E havia um sorriso no seu rosto quando ele partiu, não muito discreto, que me fez descobrir quem havia apostado em setembro entre os três.

- O que foi isso? – Lily perguntou, olhando confusa para onde o amigo tinha saído.

Eu dei de ombros, sem responder, para não os entregar. Lily eventualmente descobriria quando os visse pagando a aposta. Imaginar sua reação a ser objeto de uma aposta me acalentava de certa forma.

Qualquer que fosse as pretensões de Remo, no entanto, eu sabia que não seria agora que eu e Lily decidiríamos começar algo. Havia muitas rondas, muitas tardes na sala dos monitores, para que algo acontecesse. Meu coração acelerou com essas ideias.

- Vamos? – perguntei, e ela acenou, ainda olhando suas anotações.

- Você acha que devíamos ter ignorado Avery e Carrow? – ela perguntou em voz baixa, indicando os monitores do sétimo ano da Sonserina. – Sabe, não ter dado nenhuma atividade para eles?

- Não poderíamos – lembrei. – Se eles quiserem desistir, tudo bem, mas não vamos demonstrar favoritismo, não é? Já colocamos eles para as atividades menos importantes.

- É – ela concordou, franzindo a testa. – É só que só de pensar neles perto dos primeiranistas nascidos trouxas...

Ela estremeceu e passei a mão por seus ombros, num gesto acolhedor, por mais difícil que fosse fazer isso no corredor do trem em movimento.

Nós caminhamos pelo trem, cumprimentando algumas pessoas aqui e ali, em direção ao último vagão onde os outros Marotos estavam. No quarto vagão, porém, ouvimos algo que nos fez parar subitamente.

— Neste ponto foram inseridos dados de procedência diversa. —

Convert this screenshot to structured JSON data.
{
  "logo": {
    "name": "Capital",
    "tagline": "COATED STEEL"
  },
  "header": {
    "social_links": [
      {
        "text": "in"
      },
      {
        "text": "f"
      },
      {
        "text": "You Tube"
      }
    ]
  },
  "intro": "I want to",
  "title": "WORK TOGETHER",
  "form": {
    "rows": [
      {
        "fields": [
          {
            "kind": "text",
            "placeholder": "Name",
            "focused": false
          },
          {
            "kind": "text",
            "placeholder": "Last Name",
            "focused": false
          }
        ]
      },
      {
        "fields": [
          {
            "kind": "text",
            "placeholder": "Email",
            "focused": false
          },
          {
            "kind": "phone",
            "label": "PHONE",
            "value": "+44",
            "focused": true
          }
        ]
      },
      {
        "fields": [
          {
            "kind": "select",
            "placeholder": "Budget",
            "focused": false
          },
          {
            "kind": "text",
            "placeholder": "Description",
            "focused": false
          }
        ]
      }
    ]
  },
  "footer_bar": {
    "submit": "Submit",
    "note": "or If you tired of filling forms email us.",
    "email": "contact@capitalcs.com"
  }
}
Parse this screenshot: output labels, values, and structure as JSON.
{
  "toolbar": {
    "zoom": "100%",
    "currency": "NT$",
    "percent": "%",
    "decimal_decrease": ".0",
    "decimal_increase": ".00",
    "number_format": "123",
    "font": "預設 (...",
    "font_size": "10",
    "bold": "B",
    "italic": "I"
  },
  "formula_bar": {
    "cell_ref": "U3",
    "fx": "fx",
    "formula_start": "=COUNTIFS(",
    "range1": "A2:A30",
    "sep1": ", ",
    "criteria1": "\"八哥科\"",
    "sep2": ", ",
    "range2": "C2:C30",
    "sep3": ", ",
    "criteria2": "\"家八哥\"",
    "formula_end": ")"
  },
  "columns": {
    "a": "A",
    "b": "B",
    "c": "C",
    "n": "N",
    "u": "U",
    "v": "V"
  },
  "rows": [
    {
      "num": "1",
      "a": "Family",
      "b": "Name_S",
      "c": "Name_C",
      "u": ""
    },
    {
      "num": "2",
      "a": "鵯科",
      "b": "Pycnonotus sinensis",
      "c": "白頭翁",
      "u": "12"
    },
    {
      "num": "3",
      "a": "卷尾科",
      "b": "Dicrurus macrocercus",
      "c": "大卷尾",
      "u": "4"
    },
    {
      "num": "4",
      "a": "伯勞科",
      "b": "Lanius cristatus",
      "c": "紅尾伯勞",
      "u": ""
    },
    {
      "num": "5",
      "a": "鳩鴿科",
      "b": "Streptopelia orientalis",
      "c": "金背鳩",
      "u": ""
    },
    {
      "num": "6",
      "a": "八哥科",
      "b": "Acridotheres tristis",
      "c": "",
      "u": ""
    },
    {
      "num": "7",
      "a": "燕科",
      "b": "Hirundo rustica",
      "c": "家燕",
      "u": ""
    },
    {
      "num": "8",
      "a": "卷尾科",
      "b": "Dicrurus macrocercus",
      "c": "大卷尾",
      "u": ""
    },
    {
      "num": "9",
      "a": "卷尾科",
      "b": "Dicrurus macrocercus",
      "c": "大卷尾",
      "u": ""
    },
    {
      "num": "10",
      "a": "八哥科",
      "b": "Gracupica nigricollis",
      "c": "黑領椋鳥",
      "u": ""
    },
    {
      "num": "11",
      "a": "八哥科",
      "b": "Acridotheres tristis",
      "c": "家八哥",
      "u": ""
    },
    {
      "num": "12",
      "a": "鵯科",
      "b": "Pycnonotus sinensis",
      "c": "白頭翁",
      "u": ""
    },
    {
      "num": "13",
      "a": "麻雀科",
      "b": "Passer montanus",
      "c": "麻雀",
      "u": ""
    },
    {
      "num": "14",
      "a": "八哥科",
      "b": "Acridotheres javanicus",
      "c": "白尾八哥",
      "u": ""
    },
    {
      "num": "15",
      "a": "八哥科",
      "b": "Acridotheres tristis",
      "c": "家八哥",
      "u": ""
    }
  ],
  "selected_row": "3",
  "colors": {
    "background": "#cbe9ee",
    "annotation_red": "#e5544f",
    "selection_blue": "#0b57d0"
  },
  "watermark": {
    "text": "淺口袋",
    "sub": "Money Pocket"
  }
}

- Potter e Evans, dá para acreditar? – era a voz de Avery, vindo de um compartimento semiaberto. A cortina estava abaixada, mas eu imaginava quem era a companhia ali. A de sempre.

- É o favoritismo tradicional de Dumbledore – ouvi Snape comentando, numa voz que soava quase desinteressada. – Dois grifinórios, claro.

- Você precisava ver como eles estavam juntos – Avery continuou, soando enojado. – Potter é uma vergonha por se misturar com o tipo dela.

- Ao menos Evans é esperta – surgiu a voz de Mulciber. Ele parecia achar graça. – Black, Prewett, Selwyn, e agora Potter. Ela só se aproxima de sangue puro.

- Acho que esse era o seu problema, Severo – Avery disse, também com um tom sádico de diversão na voz. – Você não tinha o sobrenome correto.

- Eu tenho o sangue correto, Avery, muito obrigado – Snape retorquiu, numa voz gélida, e houve um estampido na cabine que fez as vozes se calarem e a porta se fechar de repente.

A fúria agitou mais forte em mim, todos os meus instintos clamando por invadir aquele compartimento e azarar cada um daqueles sonserinos – principalmente Snape -, mas antes que eu pudesse fazer qualquer coisa, Lily me puxou.

- Vamos – ela disse, sem me fitar. Seu rosto estava pálido.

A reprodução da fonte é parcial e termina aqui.